Exhibit 5.4
December 11, 2012
Ply Gem Industries, Inc.
5020 Weston Parkway, Suite 400
Cary, North Carolina 27513
Ladies and Gentlemen:
We have been engaged as special legal counsel in the State of Texas for New Alenco Extrusion, Ltd., a Texas limited partnership (“New Alenco Extrusion”), New Alenco Window, Ltd., a Texas limited partnership (“New Alenco Window”), and New Glazing Industries, Ltd., a Texas limited partnership (“New Glazing”), together with New Alenco Extrusion and New Alenco Window each individually a “Partnership,” and collectively, the “Partnerships”) for the purpose of delivering a legal opinion in connection with the Registration Statement on Form S-4 dated as of December 11, 2012 (the “Registration Statement”) of Ply Gem Industries, Inc., a Delaware corporation (the “Company”), Ply Gem Holdings, Inc., a Delaware corporation and parent of the Company, and the subsidiaries of the Company listed on Schedule I attached hereto (collectively, the “Guarantors”), filed with the United States Securities and Exchange Commission under the Securities Act of 1933, as amended (the “Act”), and the rules and regulations thereunder (the “Rules”).

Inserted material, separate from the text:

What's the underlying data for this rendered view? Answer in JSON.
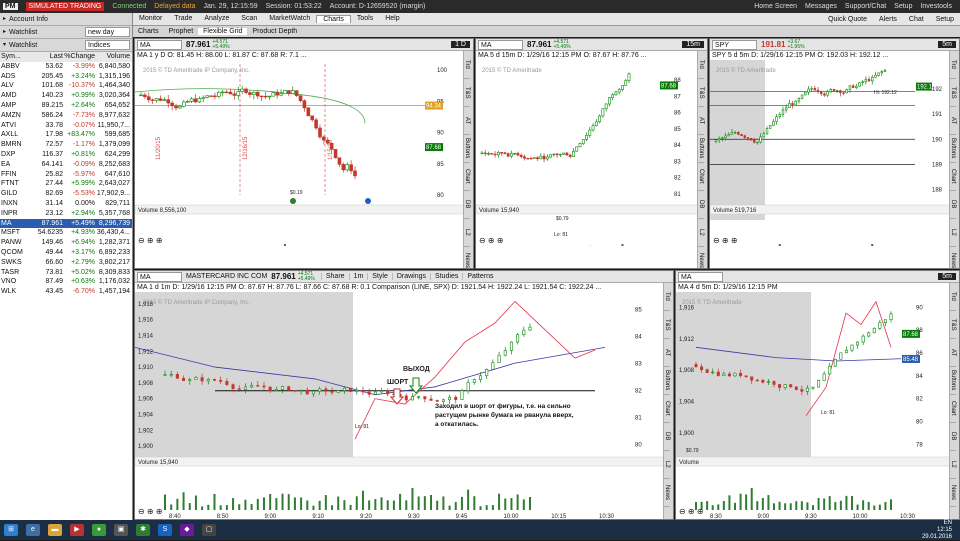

In arriving at the opinions expressed below, we have examined and relied on an original or copy, identified to our satisfaction, of the following documents (collectively, the “Transaction Documents”):
1. | The Indenture, dated as of September 27, 2012 (the “Indenture”), among the Company, the Guarantors and Wells Fargo Bank, National Association, as Trustee, included as Exhibit 4.1 to the Registration Statement; |
2. | The form of Note Guarantee attached as Exhibit F to the Indenture (individually a “Guarantee, or collectively, the Guarantees”); |
3. | The Registration Rights Agreement dated as of September 27, 2012 (the Registration Rights Agreement”), among the Company, the Guarantors, and the Initial Purchasers named therein, included as Exhibit 4.3 to the Registration Statement; and |
4. | The Registration Statement. |
In addition, we have examined such other documents and partnership records (collectively, the “Other Documents”) and such questions of law as we have deemed necessary or appropriate for the purposes of this opinion. As to facts material to our opinion, we have made no independent investigation of such facts and have relied on such certificates from officers and representatives of the Partnerships, and from public officials, as we have deemed necessary or appropriate for the basis of this opinion. In making the foregoing examinations, we have assumed that, as to the factual matters, all representations and warranties and other factual statements made in the Transaction Documents and Other Documents (other than those which are expressed herein as our opinions) were and are true, correct and complete in all material respects, and we made no independent investigation of such matters. We have assumed that any representation or statement qualified by “the best of knowledge” of the party making such representation or statement, or by similar qualification, is correct without such qualification (other than those which are expressed herein as our opinions). As to all matters in which a person or entity making a representation referred to above has represented that such person or entity either is not a party to, or does not have, or is not aware of, any plan or intention, understanding or agreement, we have assumed that there is in fact no such plan, intention, understanding or agreement. Moreover, to the extent that any of the Other Documents is governed by the laws of any jurisdiction other than the jurisdictions that are the subject of this opinion, our opinion relating to those Other Documents is based solely upon the plain meaning of their language without regard to interpretation or construction that might be indicated by the laws governing those Other Documents.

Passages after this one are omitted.